The UK Armed Forces has three categories of medical deployability (also known as medical grading):

  • Medically Fully Deployable (MFD):
    • Personnel medically fit for duty with no employment limitations.
  • Medically Limited Deployable (MLD):
    • Personnel medically fit for duty with minor employment limitations.
    • MLD personnel may have a medical condition or functional limitation that prevents the meeting of all MFD requirements.
  • Medically Not Deployable (MND):
    • Personnel medically fit for duty with major employment limitations.
    • MND personnel are not fir to deploy on operations but may be deployable on UK-based exercises and should be able to work effectively for at least 32.5 hours per week.

Service personnel with medical conditions or fitness issues which affect their ability to perform their duties are:

  • Assessed in primary care; or
  • Referred to a medical board for a medical examination and review of their medical grading.
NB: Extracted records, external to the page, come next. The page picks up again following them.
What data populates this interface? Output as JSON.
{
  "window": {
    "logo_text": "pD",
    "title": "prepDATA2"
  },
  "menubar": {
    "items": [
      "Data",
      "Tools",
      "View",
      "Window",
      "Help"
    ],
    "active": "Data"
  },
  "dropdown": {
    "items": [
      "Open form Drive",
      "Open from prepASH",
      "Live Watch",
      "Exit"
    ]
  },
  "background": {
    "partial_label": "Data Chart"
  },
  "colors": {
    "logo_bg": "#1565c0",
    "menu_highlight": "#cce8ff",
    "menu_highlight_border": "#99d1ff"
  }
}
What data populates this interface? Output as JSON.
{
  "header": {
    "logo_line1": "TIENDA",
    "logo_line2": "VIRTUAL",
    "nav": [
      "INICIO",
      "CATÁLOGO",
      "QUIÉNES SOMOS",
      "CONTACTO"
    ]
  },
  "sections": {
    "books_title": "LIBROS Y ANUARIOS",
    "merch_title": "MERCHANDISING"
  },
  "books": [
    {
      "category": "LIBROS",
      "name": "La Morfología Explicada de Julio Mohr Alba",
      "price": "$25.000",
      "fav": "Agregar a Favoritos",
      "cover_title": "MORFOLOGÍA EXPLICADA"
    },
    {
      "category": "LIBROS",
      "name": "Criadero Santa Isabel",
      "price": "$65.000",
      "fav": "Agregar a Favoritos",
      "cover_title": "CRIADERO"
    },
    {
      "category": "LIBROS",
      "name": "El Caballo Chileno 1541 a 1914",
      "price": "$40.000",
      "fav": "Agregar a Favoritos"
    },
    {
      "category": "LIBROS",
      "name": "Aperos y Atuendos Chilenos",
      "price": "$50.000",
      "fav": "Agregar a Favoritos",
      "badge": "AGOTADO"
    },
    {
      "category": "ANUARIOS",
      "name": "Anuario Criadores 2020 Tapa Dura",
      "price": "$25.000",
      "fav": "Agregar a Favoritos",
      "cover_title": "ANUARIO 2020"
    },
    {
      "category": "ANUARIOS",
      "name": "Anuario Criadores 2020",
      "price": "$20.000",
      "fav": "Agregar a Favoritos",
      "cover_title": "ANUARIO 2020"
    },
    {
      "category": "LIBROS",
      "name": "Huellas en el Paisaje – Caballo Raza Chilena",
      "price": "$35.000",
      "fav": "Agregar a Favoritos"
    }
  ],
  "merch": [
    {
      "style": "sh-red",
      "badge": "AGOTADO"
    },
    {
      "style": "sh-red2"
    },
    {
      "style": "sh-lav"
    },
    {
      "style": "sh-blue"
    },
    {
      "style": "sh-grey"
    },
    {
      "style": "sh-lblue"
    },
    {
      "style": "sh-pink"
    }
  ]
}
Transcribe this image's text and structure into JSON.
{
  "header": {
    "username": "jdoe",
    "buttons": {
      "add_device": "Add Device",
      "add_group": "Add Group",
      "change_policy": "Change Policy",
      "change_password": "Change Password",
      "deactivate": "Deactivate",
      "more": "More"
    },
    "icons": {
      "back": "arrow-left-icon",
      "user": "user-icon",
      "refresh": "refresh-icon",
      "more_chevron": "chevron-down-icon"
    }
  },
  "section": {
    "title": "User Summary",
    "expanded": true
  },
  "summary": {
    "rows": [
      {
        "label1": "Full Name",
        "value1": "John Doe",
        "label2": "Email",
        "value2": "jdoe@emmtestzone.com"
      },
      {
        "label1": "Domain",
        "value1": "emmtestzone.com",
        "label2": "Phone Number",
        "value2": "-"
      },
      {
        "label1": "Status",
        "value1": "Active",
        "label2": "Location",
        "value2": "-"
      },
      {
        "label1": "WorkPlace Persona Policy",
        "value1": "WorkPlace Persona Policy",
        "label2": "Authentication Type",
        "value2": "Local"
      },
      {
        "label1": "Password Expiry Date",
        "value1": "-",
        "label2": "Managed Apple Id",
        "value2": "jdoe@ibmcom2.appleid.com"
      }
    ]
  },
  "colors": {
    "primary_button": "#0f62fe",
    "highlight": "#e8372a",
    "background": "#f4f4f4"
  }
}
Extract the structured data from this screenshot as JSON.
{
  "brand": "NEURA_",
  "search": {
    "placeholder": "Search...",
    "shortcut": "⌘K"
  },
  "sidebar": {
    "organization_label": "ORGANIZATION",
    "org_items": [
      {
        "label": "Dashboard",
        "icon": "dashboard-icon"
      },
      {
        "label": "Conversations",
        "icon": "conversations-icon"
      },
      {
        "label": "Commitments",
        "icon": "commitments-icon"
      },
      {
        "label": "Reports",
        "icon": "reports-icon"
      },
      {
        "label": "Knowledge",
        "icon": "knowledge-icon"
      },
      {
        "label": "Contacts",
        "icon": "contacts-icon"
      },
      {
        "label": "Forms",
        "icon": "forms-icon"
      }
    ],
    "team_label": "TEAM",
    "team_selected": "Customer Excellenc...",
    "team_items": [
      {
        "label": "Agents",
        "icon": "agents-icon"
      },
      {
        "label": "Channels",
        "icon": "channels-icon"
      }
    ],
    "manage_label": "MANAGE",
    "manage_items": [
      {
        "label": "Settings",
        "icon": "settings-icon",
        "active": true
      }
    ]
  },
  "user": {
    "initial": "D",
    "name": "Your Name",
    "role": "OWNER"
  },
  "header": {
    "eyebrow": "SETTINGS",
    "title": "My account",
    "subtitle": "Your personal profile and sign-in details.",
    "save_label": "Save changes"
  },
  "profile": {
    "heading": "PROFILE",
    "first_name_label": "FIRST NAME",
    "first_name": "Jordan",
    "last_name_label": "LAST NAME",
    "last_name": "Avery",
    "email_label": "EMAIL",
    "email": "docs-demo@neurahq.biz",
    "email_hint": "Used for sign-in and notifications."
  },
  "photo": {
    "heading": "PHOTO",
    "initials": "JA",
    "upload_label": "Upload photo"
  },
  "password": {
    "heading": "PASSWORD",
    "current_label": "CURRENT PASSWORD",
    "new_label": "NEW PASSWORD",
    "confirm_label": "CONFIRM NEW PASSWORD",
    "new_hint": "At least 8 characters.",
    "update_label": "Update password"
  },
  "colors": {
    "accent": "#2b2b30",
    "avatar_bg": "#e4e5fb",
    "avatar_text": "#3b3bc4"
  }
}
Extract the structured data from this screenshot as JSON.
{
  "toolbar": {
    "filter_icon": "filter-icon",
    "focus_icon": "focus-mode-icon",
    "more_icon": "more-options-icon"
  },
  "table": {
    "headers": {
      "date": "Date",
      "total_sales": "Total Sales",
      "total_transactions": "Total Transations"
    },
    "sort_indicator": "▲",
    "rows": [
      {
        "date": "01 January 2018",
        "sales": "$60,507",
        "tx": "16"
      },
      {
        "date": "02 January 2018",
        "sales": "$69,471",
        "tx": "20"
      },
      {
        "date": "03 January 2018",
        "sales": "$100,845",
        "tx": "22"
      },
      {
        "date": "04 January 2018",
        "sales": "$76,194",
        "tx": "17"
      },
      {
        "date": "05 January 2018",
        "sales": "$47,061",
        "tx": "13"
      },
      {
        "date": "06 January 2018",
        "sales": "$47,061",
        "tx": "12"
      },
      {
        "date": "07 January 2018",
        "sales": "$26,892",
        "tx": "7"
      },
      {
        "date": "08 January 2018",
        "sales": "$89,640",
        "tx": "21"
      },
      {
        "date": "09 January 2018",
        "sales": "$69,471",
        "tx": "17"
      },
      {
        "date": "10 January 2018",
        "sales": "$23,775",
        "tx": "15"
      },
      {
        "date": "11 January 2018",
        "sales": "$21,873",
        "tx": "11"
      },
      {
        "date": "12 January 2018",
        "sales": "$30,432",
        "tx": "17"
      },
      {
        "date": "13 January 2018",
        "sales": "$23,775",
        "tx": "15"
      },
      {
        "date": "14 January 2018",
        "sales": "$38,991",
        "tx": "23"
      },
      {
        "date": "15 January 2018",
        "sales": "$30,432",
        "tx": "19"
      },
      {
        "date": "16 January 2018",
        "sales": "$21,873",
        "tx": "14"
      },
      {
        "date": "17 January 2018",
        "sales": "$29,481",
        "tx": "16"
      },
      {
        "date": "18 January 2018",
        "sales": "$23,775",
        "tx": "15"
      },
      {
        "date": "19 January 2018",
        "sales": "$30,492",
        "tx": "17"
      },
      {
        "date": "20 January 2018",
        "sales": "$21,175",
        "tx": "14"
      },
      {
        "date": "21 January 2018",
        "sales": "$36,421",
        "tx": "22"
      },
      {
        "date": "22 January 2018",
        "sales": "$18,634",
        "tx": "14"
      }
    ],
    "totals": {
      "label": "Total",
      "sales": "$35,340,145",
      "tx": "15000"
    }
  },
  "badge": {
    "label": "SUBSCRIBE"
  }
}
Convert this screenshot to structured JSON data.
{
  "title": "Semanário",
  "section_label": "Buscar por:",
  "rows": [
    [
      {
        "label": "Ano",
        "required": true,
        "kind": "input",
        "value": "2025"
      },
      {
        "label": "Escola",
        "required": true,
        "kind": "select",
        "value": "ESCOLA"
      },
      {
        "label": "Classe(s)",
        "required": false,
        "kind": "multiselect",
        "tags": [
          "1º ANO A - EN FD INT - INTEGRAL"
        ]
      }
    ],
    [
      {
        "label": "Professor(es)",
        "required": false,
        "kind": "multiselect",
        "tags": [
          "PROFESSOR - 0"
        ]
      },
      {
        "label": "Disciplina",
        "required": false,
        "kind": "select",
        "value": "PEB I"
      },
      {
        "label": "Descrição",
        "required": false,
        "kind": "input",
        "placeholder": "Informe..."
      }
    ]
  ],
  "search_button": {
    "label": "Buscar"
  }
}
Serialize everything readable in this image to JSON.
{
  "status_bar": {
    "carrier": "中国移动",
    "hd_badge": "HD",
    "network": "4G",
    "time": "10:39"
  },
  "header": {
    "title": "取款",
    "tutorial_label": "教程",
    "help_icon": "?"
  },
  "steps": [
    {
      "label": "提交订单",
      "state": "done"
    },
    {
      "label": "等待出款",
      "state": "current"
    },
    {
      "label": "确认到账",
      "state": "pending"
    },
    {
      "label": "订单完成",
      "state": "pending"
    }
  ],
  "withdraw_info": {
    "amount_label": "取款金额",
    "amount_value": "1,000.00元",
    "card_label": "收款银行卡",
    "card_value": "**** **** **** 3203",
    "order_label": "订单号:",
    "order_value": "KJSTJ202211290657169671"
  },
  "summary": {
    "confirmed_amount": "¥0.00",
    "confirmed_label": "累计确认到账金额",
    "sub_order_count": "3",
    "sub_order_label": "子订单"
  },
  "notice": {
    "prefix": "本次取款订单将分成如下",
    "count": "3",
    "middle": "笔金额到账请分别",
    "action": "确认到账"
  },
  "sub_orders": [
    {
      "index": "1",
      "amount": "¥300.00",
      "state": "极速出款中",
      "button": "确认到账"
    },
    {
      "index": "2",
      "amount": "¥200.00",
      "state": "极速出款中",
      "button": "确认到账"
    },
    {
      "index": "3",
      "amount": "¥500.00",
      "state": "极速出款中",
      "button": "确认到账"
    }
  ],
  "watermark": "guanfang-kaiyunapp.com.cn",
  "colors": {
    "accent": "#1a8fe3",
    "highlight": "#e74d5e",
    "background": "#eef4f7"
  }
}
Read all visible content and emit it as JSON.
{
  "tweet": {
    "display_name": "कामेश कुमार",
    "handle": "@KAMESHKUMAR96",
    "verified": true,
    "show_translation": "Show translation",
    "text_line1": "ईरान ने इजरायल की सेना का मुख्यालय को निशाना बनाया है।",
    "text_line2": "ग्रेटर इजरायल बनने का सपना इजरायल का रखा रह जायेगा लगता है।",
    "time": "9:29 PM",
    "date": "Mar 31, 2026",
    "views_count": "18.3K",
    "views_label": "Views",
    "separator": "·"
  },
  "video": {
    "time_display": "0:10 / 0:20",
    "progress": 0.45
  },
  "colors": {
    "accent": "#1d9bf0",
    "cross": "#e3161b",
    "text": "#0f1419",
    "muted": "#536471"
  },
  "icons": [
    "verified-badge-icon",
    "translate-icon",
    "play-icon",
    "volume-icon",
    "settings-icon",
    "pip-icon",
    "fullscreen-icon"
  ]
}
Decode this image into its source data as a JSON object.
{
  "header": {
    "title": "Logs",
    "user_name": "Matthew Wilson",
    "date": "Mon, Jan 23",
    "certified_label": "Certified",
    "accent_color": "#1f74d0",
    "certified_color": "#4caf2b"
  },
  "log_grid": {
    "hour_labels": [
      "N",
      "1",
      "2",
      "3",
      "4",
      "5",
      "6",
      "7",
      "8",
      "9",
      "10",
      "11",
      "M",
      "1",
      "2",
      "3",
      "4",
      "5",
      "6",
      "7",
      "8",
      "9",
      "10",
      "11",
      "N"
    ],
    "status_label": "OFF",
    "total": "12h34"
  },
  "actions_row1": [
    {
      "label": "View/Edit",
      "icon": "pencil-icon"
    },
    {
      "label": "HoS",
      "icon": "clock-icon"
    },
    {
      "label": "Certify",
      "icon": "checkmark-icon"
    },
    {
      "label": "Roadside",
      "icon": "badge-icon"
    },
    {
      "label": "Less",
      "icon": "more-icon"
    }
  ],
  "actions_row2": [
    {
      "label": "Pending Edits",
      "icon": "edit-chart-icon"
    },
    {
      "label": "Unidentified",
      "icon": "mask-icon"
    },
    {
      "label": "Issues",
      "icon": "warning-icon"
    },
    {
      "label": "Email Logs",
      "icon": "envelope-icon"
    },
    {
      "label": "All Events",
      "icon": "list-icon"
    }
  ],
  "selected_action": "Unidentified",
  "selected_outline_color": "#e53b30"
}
Personnel may be downgraded to allow for treatment and rehabilitation.

Medically downgraded personnel are those personnel who have been assessed by one of the two methods above, and subsequently awarded a medical deployability standard (MDS) of either MLD or MND. The MDS can be awarded on a temporary or permanent basis.

The MDS is recorded on two databases:

  • The Joint Personnel Administration (JPA): and
  • The Defence Medical Information Capability Programme (DMICP) which has a centralised data warehouse of coded information.